Dlaczego pacjenci uczelni na jad owadów błonkoskrzydłych w niektórych przypadkach wymagają hospitalizacji?
Pacjenci z alergią na jady owadów błonkoskrzydłych (w Polsce głównie os i pszczół) przyjmowani są do szpitala z dwóch powodów. Po pierwsze - w przypadku wystąpienia stanów ostrych (czyli reakcji anafilaktycznych, w tym ich najcięższej postaci – wstrząsu uczuleniowego). Reakcje anafilaktyczne są leczone najczęściej w szpitalnych oddziałach ratunkowych. Po drugie chorzy (przeważnie po przebyciu reakcji anafilaktycznych) przyjmowani są do oddziałów alergologicznych celem precyzyjnej diagnostyki i wdrożenia odpowiedniego leczenia odczulającego (immunoterapii swoistej). Przed pandemią Covid -19 do Oddziału Alergologii Szpitala imienia Świętego Rafała w Czerwonej Górze przyjmowaliśmy z tego powodu około 20 pacjentów rocznie. W okresie pandemii zanotowaliśmy znaczny spadek liczby takich chorych. Uważam tę obserwację za bardzo niepokojącą – pacjenci, którzy powinni otrzymać odpowiednią terapię zabezpieczającą przed ciężkim przebiegiem reakcji i zgonem po użądleniu, nie są leczeni przyczynowo.
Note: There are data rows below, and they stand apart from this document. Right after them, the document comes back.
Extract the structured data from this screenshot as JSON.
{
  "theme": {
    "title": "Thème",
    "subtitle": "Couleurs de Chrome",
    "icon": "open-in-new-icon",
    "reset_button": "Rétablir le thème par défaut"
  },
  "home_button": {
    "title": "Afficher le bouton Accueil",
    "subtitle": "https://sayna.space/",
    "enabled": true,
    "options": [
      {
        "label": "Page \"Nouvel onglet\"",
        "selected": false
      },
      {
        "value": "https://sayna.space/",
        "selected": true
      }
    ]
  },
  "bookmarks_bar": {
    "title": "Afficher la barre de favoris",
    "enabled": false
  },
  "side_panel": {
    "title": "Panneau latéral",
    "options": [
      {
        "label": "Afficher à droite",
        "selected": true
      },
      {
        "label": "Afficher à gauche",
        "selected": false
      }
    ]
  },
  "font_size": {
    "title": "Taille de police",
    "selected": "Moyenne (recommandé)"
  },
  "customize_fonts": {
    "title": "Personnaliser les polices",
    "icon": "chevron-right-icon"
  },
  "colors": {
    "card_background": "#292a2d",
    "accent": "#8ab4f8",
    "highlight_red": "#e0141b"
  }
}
Można przypuszczać, że jest to spowodowane zmniejszeniem dostępności do placówek służby zdrowia w okresie pandemii i lękiem pacjentów przed infekcją Covid-19.
Jak bardzo niebezpieczne może być uczulenie na jad os, pszczół i dlaczego warto to zdiagnozować oraz później leczyć?
Użądlenie osoby uczulonej głównie na jad osy, pszczoły, szerszenia może – najczęściej w wyniku wstrząsu anafilaktycznego lub/i obrzęku gardła i krtani doprowadzić do zgonu. Specjalistyczna diagnostyka pozwala tu na zastosowanie odpowiedniego leczenia przyczynowego – immunoterapii swoistej. Ponadto umożliwia też, niejako przy okazji, na rozpoznanie niektórych rzadkich schorzeń (na przykład mastocytozy) jak również uczuleń na inne substancje.
Kto powinien poddać się diagnostyce?
Do diagnostyki nie należy kierować pacjentów, u których wystąpiła wyłącznie reakcja miejscowa, ponieważ niezależnie od jej wyniku nie są oni kandydatami do immunoterapii jadem owadów. Natomiast każdy chory z wywiadem reakcji systemowej (objawy występują tu poza okolicą użądlenia takie jak na przykład pokrzywka, świąd, lęk, uczucie ucisku w klatce piersiowej, nudności, wymioty, biegunka, bóle kolkowe w jamie brzusznej, świst krtaniowy, omdlenie, nietrzymanie moczu i stolca, sinica, blokada nosa, katar, drgawki, rumieniec, zawroty głowy) bezwzględnie powinien być jej poddany.
Jak wygląda leczenie tego typu uczuleń?
Jedyną metodą leczenia przyczynowego zmniejszającą nasilenie miejscowych i uogólnionych reakcji alergicznych u pacjentów z nadwrażliwością na jad owadów jest immunoterapia swoista. Uważana jest za metodę bezpieczną i bardzo skuteczną. Immunoterapia jadem owadów przebiega w dwóch fazach. Rozpoczyna się fazą wstępną, podczas której dawka szczepionki podawanej podskórnie zwiększana jest stopniowo do osiągnięcia dawki podtrzymującej. Drugim etapem jest faza podtrzymująca, w której dawka jadu podawana jest w tej samej wysokości przez kilka lat. Każdy pacjent uczulony na jad owadów musi zostać wyposażony w zestaw ratunkowy zawierający między innymi adrenalinę w ampułkostrzykawce czy też autostrzykawce i zostać szczegółowo poinstruowany, kiedy i jak jej użyć. Adrenalina jest lekiem pierwszego rzutu w leczeniu reakcji anafilaktycznej i nie ma bezwzględnych wskazań do podawania adrenaliny w anafilaksji
Dlaczego niewiele ośrodków w kraju podejmuje się prowadzenia takich pacjentów?
Diagnostyka i terapia alergii na jad owadów musi być prowadzona wyłącznie przez specjalistów alergologów i doświadczony zespół pielęgniarski w warunkach szpitalnych, z zapewnieniem łatwego dostępu do pełnej opieki anestezjologicznej. Moim zdaniem zabezpieczenie województwa świętokrzyskiego w tym zakresie jest całkiem dobre, a pacjenci zagrożeni wstrząsem anafilaktycznym są zawsze traktowani priorytetowo.